A.|E – 475| < 25	B. |E + 475| < 25	C. |E – 500| > 450	D. |475 – E| = 25
D
Step 1: Identifying the condition for elimination: The problem states that a carton is eliminated if its weight E is less than 450 grams or greater than 500 grams. This can be expressed as the inequalities E < 450 or E > 500. <? Step 2: Converting to a single absolute value inequality The midpoint of the acceptable weight range (450 to 500), which is (450 + 500)/2 = 475 grams. The distance from the midpoint to the boundaries is 500 – 475 = 25 grams. The eliminated weights are those outside this range, meaning their distance from the midpoint is greater than 25 grams. => | E — 475| > 25 => |475 – E| > 25

At a bottling company, machine A fills a bottle with spring water and machine B accepts the bottle only if the number of fluid ounces is between 79/10 and 81/10. If machine B accepts a bottle containing x fluid ounces, which of the following describes all possible values of x?
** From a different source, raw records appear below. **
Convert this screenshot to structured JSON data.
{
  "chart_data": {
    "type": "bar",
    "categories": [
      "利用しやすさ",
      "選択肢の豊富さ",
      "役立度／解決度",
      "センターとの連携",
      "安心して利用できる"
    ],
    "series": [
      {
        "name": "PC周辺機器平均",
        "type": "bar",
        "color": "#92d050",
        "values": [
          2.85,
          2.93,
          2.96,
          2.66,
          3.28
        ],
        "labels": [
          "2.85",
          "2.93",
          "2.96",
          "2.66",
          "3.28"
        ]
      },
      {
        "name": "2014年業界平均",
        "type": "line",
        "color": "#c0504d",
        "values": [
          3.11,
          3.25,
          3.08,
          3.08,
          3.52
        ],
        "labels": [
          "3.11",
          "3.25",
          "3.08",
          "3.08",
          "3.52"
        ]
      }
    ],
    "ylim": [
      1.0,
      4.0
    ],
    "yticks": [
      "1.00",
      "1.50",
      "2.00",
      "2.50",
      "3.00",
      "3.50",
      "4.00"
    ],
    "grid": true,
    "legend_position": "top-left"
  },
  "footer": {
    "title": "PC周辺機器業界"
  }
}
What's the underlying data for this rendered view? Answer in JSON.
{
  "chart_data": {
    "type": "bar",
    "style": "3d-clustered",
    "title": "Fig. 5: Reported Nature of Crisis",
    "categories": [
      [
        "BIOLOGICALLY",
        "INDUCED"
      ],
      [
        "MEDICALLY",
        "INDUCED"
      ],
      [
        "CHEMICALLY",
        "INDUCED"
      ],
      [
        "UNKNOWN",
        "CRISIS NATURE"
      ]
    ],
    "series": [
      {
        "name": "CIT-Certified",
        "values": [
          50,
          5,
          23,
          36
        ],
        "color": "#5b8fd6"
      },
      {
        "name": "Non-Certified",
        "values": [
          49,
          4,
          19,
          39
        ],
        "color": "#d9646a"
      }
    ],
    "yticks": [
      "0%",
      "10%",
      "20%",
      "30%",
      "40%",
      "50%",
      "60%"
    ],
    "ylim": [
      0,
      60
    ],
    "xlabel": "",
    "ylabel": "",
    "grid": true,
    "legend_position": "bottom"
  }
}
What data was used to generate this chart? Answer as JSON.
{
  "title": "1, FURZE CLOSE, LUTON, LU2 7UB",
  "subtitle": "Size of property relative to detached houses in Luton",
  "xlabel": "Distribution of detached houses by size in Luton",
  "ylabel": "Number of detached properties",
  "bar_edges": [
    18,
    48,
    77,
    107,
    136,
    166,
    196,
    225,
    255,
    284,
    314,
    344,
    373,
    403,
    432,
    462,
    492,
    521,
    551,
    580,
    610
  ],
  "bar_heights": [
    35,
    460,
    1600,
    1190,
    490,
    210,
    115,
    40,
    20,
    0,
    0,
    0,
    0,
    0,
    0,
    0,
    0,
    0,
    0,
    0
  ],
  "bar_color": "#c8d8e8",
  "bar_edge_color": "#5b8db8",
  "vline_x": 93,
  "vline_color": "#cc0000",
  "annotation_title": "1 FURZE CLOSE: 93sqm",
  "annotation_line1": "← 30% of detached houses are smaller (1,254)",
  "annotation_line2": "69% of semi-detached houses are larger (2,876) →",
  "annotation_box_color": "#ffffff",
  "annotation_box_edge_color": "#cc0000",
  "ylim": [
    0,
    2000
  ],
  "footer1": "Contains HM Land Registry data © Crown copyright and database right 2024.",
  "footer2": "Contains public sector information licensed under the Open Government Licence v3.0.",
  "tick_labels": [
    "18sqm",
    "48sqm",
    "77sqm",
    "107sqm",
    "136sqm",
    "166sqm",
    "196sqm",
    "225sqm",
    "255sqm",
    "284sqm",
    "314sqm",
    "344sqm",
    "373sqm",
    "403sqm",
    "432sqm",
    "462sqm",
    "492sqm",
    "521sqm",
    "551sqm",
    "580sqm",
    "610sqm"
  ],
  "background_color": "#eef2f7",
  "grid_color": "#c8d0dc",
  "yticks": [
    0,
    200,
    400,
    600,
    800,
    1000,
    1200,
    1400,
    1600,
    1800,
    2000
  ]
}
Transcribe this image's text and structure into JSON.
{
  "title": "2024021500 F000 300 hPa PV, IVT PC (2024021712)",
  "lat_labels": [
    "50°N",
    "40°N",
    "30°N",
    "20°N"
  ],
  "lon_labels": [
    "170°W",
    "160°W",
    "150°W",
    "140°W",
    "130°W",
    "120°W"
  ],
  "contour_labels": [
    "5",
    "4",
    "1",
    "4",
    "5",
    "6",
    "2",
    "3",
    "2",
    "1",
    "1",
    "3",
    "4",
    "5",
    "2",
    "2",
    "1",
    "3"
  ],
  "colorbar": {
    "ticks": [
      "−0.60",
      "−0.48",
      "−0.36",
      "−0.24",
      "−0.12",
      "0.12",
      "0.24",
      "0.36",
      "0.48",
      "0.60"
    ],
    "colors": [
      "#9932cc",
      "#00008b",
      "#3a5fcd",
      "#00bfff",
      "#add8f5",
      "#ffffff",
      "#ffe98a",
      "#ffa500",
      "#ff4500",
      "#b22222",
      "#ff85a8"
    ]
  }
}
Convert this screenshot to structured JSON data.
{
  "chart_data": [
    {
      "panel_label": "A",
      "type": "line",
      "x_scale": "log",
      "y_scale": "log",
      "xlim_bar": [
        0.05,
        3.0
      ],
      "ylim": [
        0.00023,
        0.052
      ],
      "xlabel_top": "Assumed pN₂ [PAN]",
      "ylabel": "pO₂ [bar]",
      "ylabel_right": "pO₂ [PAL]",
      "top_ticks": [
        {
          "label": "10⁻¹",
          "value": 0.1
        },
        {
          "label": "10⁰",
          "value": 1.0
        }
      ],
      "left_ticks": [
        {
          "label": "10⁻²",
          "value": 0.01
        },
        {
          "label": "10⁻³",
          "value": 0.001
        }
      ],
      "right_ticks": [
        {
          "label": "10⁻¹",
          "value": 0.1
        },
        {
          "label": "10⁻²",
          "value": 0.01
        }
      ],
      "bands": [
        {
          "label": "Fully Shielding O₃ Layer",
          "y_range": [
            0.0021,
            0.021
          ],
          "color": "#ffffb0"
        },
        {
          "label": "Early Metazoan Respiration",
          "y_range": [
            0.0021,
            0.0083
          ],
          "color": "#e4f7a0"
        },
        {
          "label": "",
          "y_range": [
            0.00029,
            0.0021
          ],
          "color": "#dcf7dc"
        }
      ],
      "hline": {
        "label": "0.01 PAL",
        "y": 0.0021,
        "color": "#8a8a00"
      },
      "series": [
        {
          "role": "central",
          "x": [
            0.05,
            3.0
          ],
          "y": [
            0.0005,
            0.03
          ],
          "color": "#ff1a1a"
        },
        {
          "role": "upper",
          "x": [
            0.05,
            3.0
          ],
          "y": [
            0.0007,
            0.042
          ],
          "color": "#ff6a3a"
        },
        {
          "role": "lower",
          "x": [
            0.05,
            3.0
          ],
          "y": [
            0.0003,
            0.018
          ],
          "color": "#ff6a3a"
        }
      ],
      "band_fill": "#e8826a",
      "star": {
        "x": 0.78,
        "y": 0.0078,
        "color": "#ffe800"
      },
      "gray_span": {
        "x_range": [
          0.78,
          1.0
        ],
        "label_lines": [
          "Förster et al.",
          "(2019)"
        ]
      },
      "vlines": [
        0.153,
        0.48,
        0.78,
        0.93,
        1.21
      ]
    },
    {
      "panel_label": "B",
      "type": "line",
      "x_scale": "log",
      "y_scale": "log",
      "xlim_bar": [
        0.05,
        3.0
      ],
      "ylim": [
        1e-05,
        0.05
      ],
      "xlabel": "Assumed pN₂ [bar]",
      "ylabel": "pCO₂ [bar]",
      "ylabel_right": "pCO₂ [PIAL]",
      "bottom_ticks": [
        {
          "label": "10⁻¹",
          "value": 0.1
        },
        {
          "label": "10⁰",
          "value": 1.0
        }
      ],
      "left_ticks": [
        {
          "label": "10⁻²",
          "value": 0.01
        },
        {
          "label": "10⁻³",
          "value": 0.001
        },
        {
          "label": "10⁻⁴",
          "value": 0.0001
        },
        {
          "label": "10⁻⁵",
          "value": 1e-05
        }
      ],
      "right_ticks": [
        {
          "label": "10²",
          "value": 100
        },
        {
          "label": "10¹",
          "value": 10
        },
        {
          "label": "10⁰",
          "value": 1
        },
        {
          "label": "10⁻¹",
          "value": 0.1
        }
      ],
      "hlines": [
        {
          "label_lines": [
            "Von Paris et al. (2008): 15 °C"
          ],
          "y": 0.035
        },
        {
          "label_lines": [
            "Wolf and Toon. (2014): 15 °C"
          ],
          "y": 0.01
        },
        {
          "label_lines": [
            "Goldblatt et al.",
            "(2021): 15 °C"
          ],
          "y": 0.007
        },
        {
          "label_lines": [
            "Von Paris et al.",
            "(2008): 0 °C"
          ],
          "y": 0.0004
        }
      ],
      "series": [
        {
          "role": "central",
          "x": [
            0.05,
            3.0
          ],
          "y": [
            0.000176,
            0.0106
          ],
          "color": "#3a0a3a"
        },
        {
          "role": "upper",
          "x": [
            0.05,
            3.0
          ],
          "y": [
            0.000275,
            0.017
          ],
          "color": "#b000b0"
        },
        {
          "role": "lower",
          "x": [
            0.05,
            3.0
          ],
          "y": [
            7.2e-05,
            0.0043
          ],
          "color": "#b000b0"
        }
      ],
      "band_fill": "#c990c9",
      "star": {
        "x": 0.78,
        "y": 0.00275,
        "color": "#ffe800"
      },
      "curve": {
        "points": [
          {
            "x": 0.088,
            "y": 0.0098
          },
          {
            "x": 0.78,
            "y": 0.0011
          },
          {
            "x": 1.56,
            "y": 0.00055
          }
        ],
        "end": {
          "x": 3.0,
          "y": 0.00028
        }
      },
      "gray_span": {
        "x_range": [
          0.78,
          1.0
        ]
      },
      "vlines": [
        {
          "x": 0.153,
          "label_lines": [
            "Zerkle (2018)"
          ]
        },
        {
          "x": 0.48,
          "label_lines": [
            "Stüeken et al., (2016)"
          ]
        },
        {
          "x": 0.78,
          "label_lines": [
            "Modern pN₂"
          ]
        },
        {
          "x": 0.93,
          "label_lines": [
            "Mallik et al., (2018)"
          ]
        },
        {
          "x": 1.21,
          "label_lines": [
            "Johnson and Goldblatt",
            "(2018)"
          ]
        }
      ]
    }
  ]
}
(A) |x – 8| = 1/10	(B) |x + 8| = 1/10	(C) |x – 8| < 1/10	(D) |x + 8| < 1/10
C
Step 1: Identifying the given range for x: 7 9/10 to 81/10. Step 2: Converting the fractions to decimals: 7 9/10 = 7.9 and 81/10 = 8.1 Step 3: Expressing the range as an inequality: 7.9 < x < 8.1 Step 4: Rewriting the inequality using the absolute value function: |x – 8| < 0.1 => |x – 8  < 1/10

At the O.K Daily Milk Company, machine X fills a box with milk, and machine Y eliminates milk-box if the weight is less than 450 grams, or greater than 500 grams. If the weight of the box that will be eliminated by machine Y is E, in grams, which of the following describes all possible values of E?
A. ∣E – 475∣ < 25	B. ∣E – 500∣ > 450	C. ∣475 – E∣ = 25	D. ∣E – 475∣ > 25
D
Machine Y accept milk if its weight, 450 < E < 500 => midpoint of interval = (450 + 500)/2 = 475 and distance of midpoint from end point = 475 – 450 = 25 then, the interval can be expressed with absolute value by using, | x – midpoint | < distance => |E – 475| ≤ 25 then the interval in which machine eliminate the milk, will be E – 475 > 25 OR In the given scenario, machine Y eliminates a box if its weight is less than 450 grams or greater than 500 grams. Therefore, the weight of the box eliminated by machine Y, denoted as E, will have a value that is not within the range of 450 to 500 grams. This can be represented as E < 450 or E > 500. To express this in mathematical notation, we can rewrite the inequalities as: E – 450 < 0 (equation 1) => E < 450 E – 500 > 0 (equation 2) => E > 500 Combining these two inequalities, we can rewrite it as: E – 475 > 25 (since 475 is the midpoint between 450 and 500) This can be further simplified as: |E – 475| >25 Analysis of the answer choices: A)  |E — 475| < 25 – This means that the weight of the box is within 25 grams of 475. But we know that the weight of the box is either less than 450 grams or greater than 500 grams. This option does not describe all possible values of E. B)  |E — 500| > 450 – This means that the weight of the box is more than 450 grams away from 500. But we know that the weight of the box is either less than 450 grams or greater than 500 grams. This option does not describe all possible values of E. C)  |475 — E| = 25 – This means that the weight of the box is either 450 grams or 500 grams. This option does not describe all possible values of E. D)  |E — 475| > 25 – This means that the weight of the box is more than 25 grams away from 475. Since the weight of the box is either less than 450 grams or greater than 500 grams, this option describes all possible values of E.